I’ve been doing a lot of listening this first week, and in doing so I’ve developed a much more robust understanding of how my organization makes tangible contributions to healthcare policy.
I am interning in the Health and Medicine division of the National Academies of Sciences, Engineering, and Medicine (NASEM), an organization that advises science policy and provides expert advice on issues relating to science, technology, and medicine. The NASEM is currently working on a report with recommendations for cancer control strategies, and I had the opportunity to observe a three-day meeting between members of the committee that will be producing the report over the course of the next year. The committee is intentionally diverse and includes a range of stakeholders such as medical professionals, bioethicists, economists, and health policy professors to ensure that they can craft a report from many perspectives.

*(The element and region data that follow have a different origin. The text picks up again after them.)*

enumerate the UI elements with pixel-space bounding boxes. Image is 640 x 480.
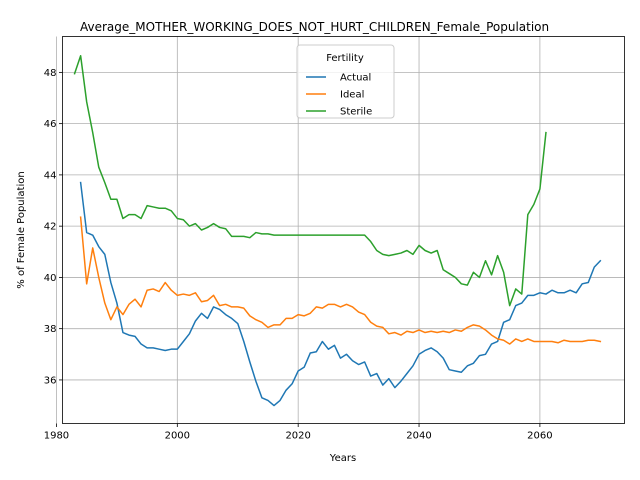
legend-box — [296, 44, 395, 119]
legend-items: Actual Ideal Sterile — [306, 73, 372, 118]
plot-frame — [62, 36, 625, 424]
y-axis-label: % of Female Population — [16, 171, 27, 288]
y-tick-label: 42 — [44, 222, 57, 233]
series-line-actual — [79, 181, 602, 407]
legend: Fertility Actual Ideal Sterile — [296, 44, 395, 119]
series-lines — [73, 54, 602, 407]
x-axis-label: Years — [329, 453, 356, 464]
legend-label-sterile: Sterile — [340, 107, 372, 118]
series-line-ideal — [79, 216, 602, 345]
legend-label-actual: Actual — [340, 73, 371, 84]
legend-label-ideal: Ideal — [340, 90, 364, 101]
y-tick-label: 48 — [44, 68, 57, 79]
y-tick-label: 36 — [44, 375, 57, 386]
y-tick-label: 40 — [44, 273, 57, 284]
legend-title: Fertility — [326, 53, 364, 64]
series-line-sterile — [73, 54, 547, 307]
y-tick-label: 46 — [44, 119, 57, 130]
x-tick-label: 2060 — [527, 431, 552, 442]
x-tick-label: 2000 — [165, 431, 190, 442]
y-tick-label: 38 — [44, 324, 57, 335]
x-tick-label: 2020 — [285, 431, 310, 442]
x-tick-label: 2040 — [406, 431, 431, 442]
chart-title: Average_MOTHER_WORKING_DOES_NOT_HURT_CHI… — [80, 20, 549, 34]
axis-ticks: 1980 2000 2020 2040 2060 36 38 40 42 44 46 48 — [44, 68, 553, 442]
x-tick-label: 1980 — [44, 431, 69, 442]
y-tick-label: 44 — [44, 170, 57, 181]
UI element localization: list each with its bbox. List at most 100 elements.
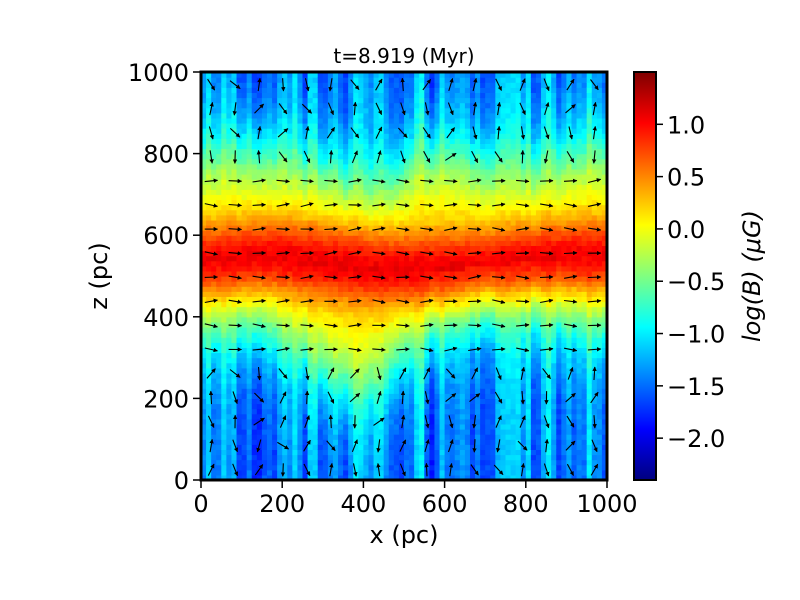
heatmap-cell — [419, 316, 425, 323]
heatmap-cell — [292, 454, 299, 461]
heatmap-cell — [515, 474, 522, 481]
heatmap-cell — [373, 434, 380, 440]
heatmap-cell — [211, 184, 217, 190]
heatmap-cell — [363, 418, 370, 425]
heatmap-cell — [332, 337, 339, 343]
heatmap-cell — [338, 219, 344, 226]
heatmap-cell — [383, 117, 390, 124]
heatmap-cell — [251, 311, 258, 318]
heatmap-cell — [515, 418, 522, 425]
heatmap-cell — [338, 255, 344, 262]
heatmap-cell — [236, 286, 243, 292]
heatmap-cell — [231, 347, 238, 354]
heatmap-cell — [226, 87, 233, 93]
heatmap-cell — [236, 403, 243, 410]
heatmap-cell — [505, 123, 512, 129]
heatmap-cell — [292, 357, 299, 364]
heatmap-cell — [236, 306, 243, 313]
heatmap-cell — [434, 327, 441, 333]
heatmap-cell — [475, 362, 481, 369]
heatmap-cell — [358, 286, 364, 292]
heatmap-cell — [515, 362, 522, 369]
heatmap-cell — [348, 148, 354, 155]
heatmap-cell — [292, 276, 299, 282]
heatmap-cell — [226, 362, 233, 369]
heatmap-cell — [332, 316, 339, 323]
heatmap-cell — [414, 97, 420, 104]
heatmap-cell — [241, 306, 248, 313]
heatmap-cell — [343, 128, 349, 134]
heatmap-cell — [388, 398, 395, 405]
heatmap-cell — [358, 250, 364, 257]
heatmap-cell — [469, 393, 476, 399]
heatmap-cell — [261, 82, 268, 88]
heatmap-cell — [211, 240, 217, 246]
heatmap-cell — [429, 265, 436, 272]
heatmap-cell — [206, 429, 212, 435]
heatmap-cell — [282, 291, 288, 297]
heatmap-cell — [297, 270, 304, 277]
heatmap-cell — [373, 286, 380, 292]
heatmap-cell — [378, 403, 385, 410]
heatmap-cell — [282, 143, 288, 150]
heatmap-cell — [505, 281, 512, 287]
heatmap-cell — [343, 372, 349, 379]
heatmap-cell — [449, 72, 456, 78]
heatmap-cell — [510, 367, 517, 374]
heatmap-cell — [221, 92, 227, 99]
heatmap-cell — [409, 429, 415, 435]
heatmap-cell — [246, 398, 253, 405]
heatmap-cell — [256, 240, 263, 246]
heatmap-cell — [251, 337, 258, 343]
heatmap-cell — [343, 250, 349, 257]
heatmap-cell — [216, 158, 222, 165]
heatmap-cell — [449, 403, 456, 410]
heatmap-cell — [277, 168, 283, 175]
heatmap-cell — [327, 184, 334, 190]
heatmap-cell — [398, 230, 405, 236]
heatmap-cell — [404, 418, 410, 425]
heatmap-cell — [404, 265, 410, 272]
heatmap-cell — [231, 429, 238, 435]
heatmap-cell — [388, 449, 395, 456]
heatmap-cell — [500, 347, 507, 354]
heatmap-cell — [317, 286, 324, 292]
heatmap-cell — [383, 194, 390, 201]
heatmap-cell — [226, 372, 233, 379]
heatmap-cell — [414, 398, 420, 405]
heatmap-cell — [414, 107, 420, 114]
heatmap-cell — [485, 372, 491, 379]
heatmap-cell — [454, 87, 461, 93]
heatmap-cell — [490, 260, 496, 267]
heatmap-cell — [398, 327, 405, 333]
heatmap-cell — [327, 240, 334, 246]
heatmap-cell — [312, 301, 319, 308]
heatmap-cell — [388, 311, 395, 318]
heatmap-cell — [388, 270, 395, 277]
heatmap-cell — [322, 255, 329, 262]
heatmap-cell — [449, 454, 456, 461]
heatmap-cell — [464, 143, 471, 150]
heatmap-cell — [236, 398, 243, 405]
heatmap-cell — [480, 429, 486, 435]
heatmap-cell — [312, 469, 319, 476]
heatmap-cell — [363, 281, 370, 287]
heatmap-cell — [241, 235, 248, 241]
heatmap-cell — [464, 383, 471, 389]
heatmap-cell — [312, 321, 319, 328]
heatmap-cell — [277, 383, 283, 389]
heatmap-cell — [398, 306, 405, 313]
heatmap-cell — [282, 464, 288, 471]
heatmap-cell — [419, 464, 425, 471]
heatmap-cell — [393, 449, 400, 456]
heatmap-cell — [343, 270, 349, 277]
heatmap-cell — [398, 72, 405, 78]
heatmap-cell — [312, 270, 319, 277]
heatmap-cell — [266, 296, 273, 303]
heatmap-cell — [201, 367, 207, 374]
heatmap-cell — [206, 260, 212, 267]
heatmap-cell — [388, 352, 395, 359]
heatmap-cell — [246, 439, 253, 445]
heatmap-cell — [388, 102, 395, 109]
heatmap-cell — [251, 72, 258, 78]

As I watched NASEM staff and committee members convene, discuss, and produce an outline for the report, I came to understand how the NASEM helps bridge the gap between the policy world and the medical research world. Through organizing this meeting and publishing the report that will follow, the NASEM is effectively creating a forum for medical professionals to voice their advice and delivering that advice to institutions who can use it to craft policy. They function as an intermediary between scientists and those who craft healthcare policy. In this way, they are helping to reduce the cultural divide between scientists and nonscientists by facilitating a dialogue between the two parties.
This has been a particularly interesting meeting series for me to observe, because I’ve found myself on both sides of this cultural divide in the past. When I came to Duke, I was a biology major premed who had spent a decent amount of time in an immunology research lab, but I was also very involved in activities like debate that taught me to think about national policy. Since then, I have better merged these interests; I am double majoring in biology and philosophy and planning on attending law school. I probably consider myself more of a science-oriented person than a policy-oriented person, but having interests and classes in both areas has allowed me to see how both sides contribute to the divide. In general, I feel that scientists struggle to connect with the public and communicate their research in non-esoteric ways and that nonscientists struggle with taking the initiative to educate themselves on science research. Throughout this meeting, I saw committee members address both issues. The economists and public policy professors asked the oncologists questions about cancer therapies, the oncologists shared communication concerns that their patients have mentioned, and all parties seemed very open to educate each other and accept criticism. I am excited to attend more workshops and committee meetings to observe other strategies that the NASEM uses to connect different stakeholders in health policy.